DEST=s3+http://<your-bucket-name>
duplicity
--encrypt-key=${GPG_KEY} \
--sign-key=${GPG_KEY} \
--include=/boot \
--include=/etc \
--include=/home \
--include=/root \
--include=/var/lib/mysql \
--exclude=/** \
${SOURCE} ${DEST}
# Reset the ENV variables. Don't need them sitting around
export AWS_ACCESS_KEY_ID=
export AWS_SECRET_ACCESS_KEY=
export PASSPHRASE=
And, that’s pretty much it. Save the file as something creative, like, backup and make it executable (chmod 700 backup). If you want to test it first (and you have the disk space), change the destination to some /tmp directory or external HDD. Once you’ve got it working the way you want, set it up as a cron job. Daily, weekly, monthly… doesn’t matter.
Duplicity is a nice backup solution for any situation, not just Amazon’s S3. It can handle HTTP, SCP and local backups as well. I highly recommend reading the duplicity man page and checking out the various command line arguments and availble options.
A couple of Thanks goes out to Tim McCormack’s and Ben and Ron’s articles which got me started.
Tim points out that, adding your GPG PASSPHRASE to the shell script might not be the most secure method, especially in a shared environment.

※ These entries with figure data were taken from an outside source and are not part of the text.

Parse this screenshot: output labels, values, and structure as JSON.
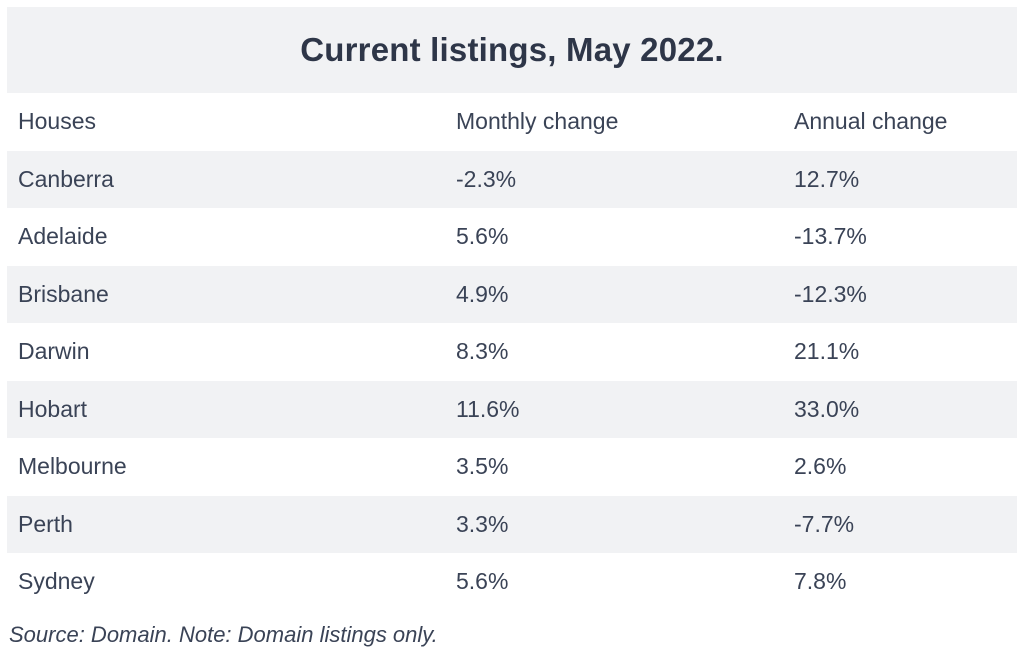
{
  "title": "Current listings, May 2022.",
  "table": {
    "headers": [
      "Houses",
      "Monthly change",
      "Annual change"
    ],
    "rows": [
      [
        "Canberra",
        "-2.3%",
        "12.7%"
      ],
      [
        "Adelaide",
        "5.6%",
        "-13.7%"
      ],
      [
        "Brisbane",
        "4.9%",
        "-12.3%"
      ],
      [
        "Darwin",
        "8.3%",
        "21.1%"
      ],
      [
        "Hobart",
        "11.6%",
        "33.0%"
      ],
      [
        "Melbourne",
        "3.5%",
        "2.6%"
      ],
      [
        "Perth",
        "3.3%",
        "-7.7%"
      ],
      [
        "Sydney",
        "5.6%",
        "7.8%"
      ]
    ]
  },
  "footer": {
    "source": "Source: Domain. Note: Domain listings only."
  },
  "colors": {
    "stripe": "#f1f2f4",
    "text": "#3a4356",
    "title": "#2e3648"
  }
}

I agree, however, it kind of defeats the purpose of automated backups if you have to actually enter your passphrase (twice) on the command line when calling the wrapper script. One way I managed to go around this is to create a simple C++ application that prints the passphrase.
Here’s the C++ code:
#include <stdio.h>
int main()
{
printf("your-gpg-passphrase");
return 0;
}
Compile
#~ gcc gpg-passphrase.c -o gpg-passphrase
Make it executable by your user and set the sticky bit so no one else can execute it
#~ chmod 700 gpg-passphrase
#~ chmod +s gpg-passphrase
Modify the wrapper script to use the binary for the passphrase
export PASSPHRASE=$(gpg-passphrase)
You might go as far as to do the same thing for your AWS_ACCESS_KEY_ID and AWS_SECRET_ACCESS_KEY as well. There are probably other ways around this, but this was a quick a dirty way to not have readable strings in shell scripts. I figure, if someone has rooted my server, I’ve got bigger problems to worry about than my data sitting on Amazon’s S3.